Deacon brain-box wants to go into outer space

Professor Steven Hawking, noted intellectual and all round Deacon, is going in to space apparently:

From Sky news.
Stephen Hawking, who has spent his career pondering the nature of gravity, has experienced weightlessness for himself.
The astrophysicist took a flight on board a plane usually reserved for trainee astronauts.

Before taking off he said: "I'm very excited. I have been wheelchair bound for almost four decades.

"The chance to float free in zero-g will be wonderful."

The so-called vomit comet undertook eight parabolic dives to recreat the weightlessness of space, before landing back safely to Cape Canaveral.

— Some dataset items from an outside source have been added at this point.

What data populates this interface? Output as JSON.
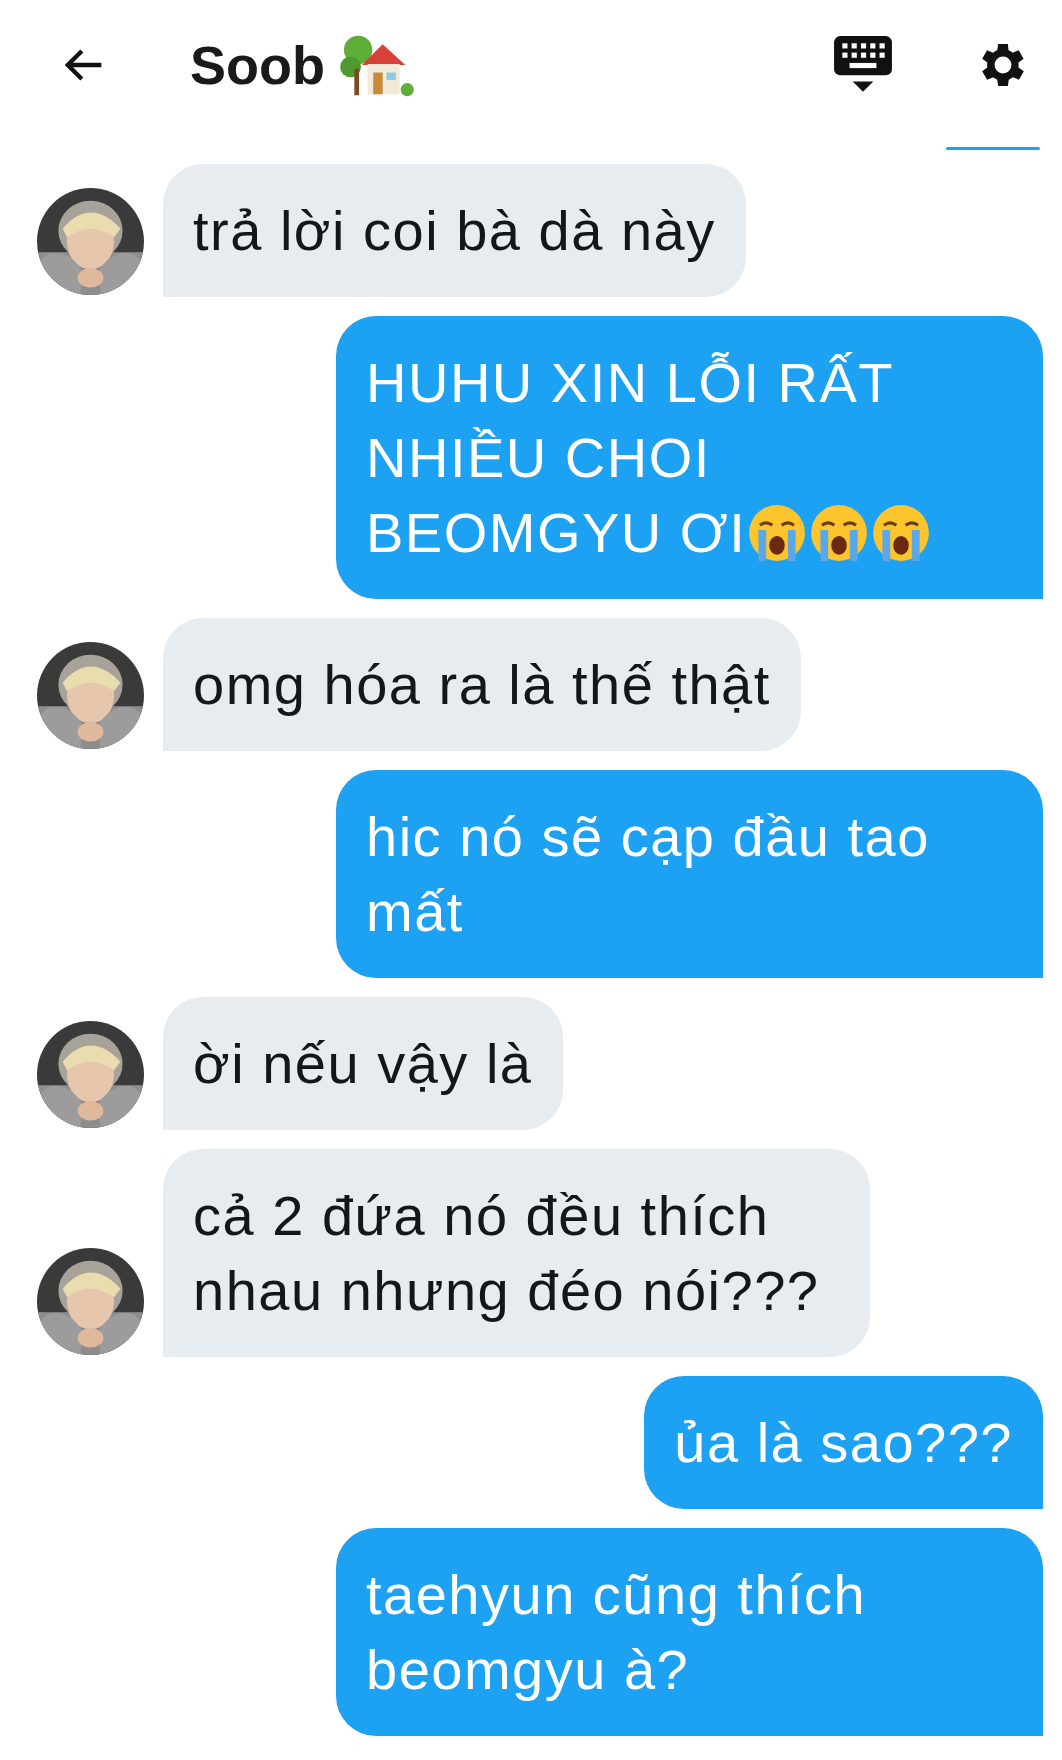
{
  "header": {
    "title": "Soob"
  },
  "messages": [
    {
      "sent": false,
      "kind": "text",
      "text": "trả lời coi bà dà này"
    },
    {
      "sent": true,
      "kind": "crying",
      "text": "HUHU XIN LỖI RẤT NHIỀU CHOI BEOMGYU ƠI"
    },
    {
      "sent": false,
      "kind": "text",
      "text": "omg hóa ra là thế thật"
    },
    {
      "sent": true,
      "kind": "text",
      "text": "hic nó sẽ cạp đầu tao mất"
    },
    {
      "sent": false,
      "kind": "text",
      "text": "ời nếu vậy là"
    },
    {
      "sent": false,
      "kind": "text",
      "text": "cả 2 đứa nó đều thích nhau nhưng đéo nói???"
    },
    {
      "sent": true,
      "kind": "text",
      "text": "ủa là sao???"
    },
    {
      "sent": true,
      "kind": "text",
      "text": "taehyun cũng thích beomgyu à?"
    }
  ]
}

Peter Diamandis, of the Zero Gravity Corporation, who accompanied the professor said: "We had a
wonderful time. It was incredible, far beyond our expectations."

Hawking, 65, the British author of A Brief History of Time, was surrounded by a medical team on the padded plane.

The professor, who is almost entirely paralysed, hopes his brief, weightless escape from his wheelchair will eventually lead to a voyage into outer space in 2009.

He is getting a free ride on a specially adapted plane known as G-Force-One - otherwise known as the 'vomit comet'.

Mr Hawking was diagnosed with the muscle-wasting motor neuron disease at the age of 22.

He is in a wheelchair and speaks with the aid of a computer and voice synthesiser.

His work has centred on theoretical cosmology and quantum gravity, looking at the nature of such subjects as space-time, the "big bang" theory and black holes.


Lantern Swinger
it has made me smile all day. It puts josephs achievements of leaving the blue peter garden gate unlocked, knobbing janet ellis and falling off rags the biffa pony pale into insignificance!

mongers are brilliant aren't they. If I had one I would make it live in a kennel in my garden.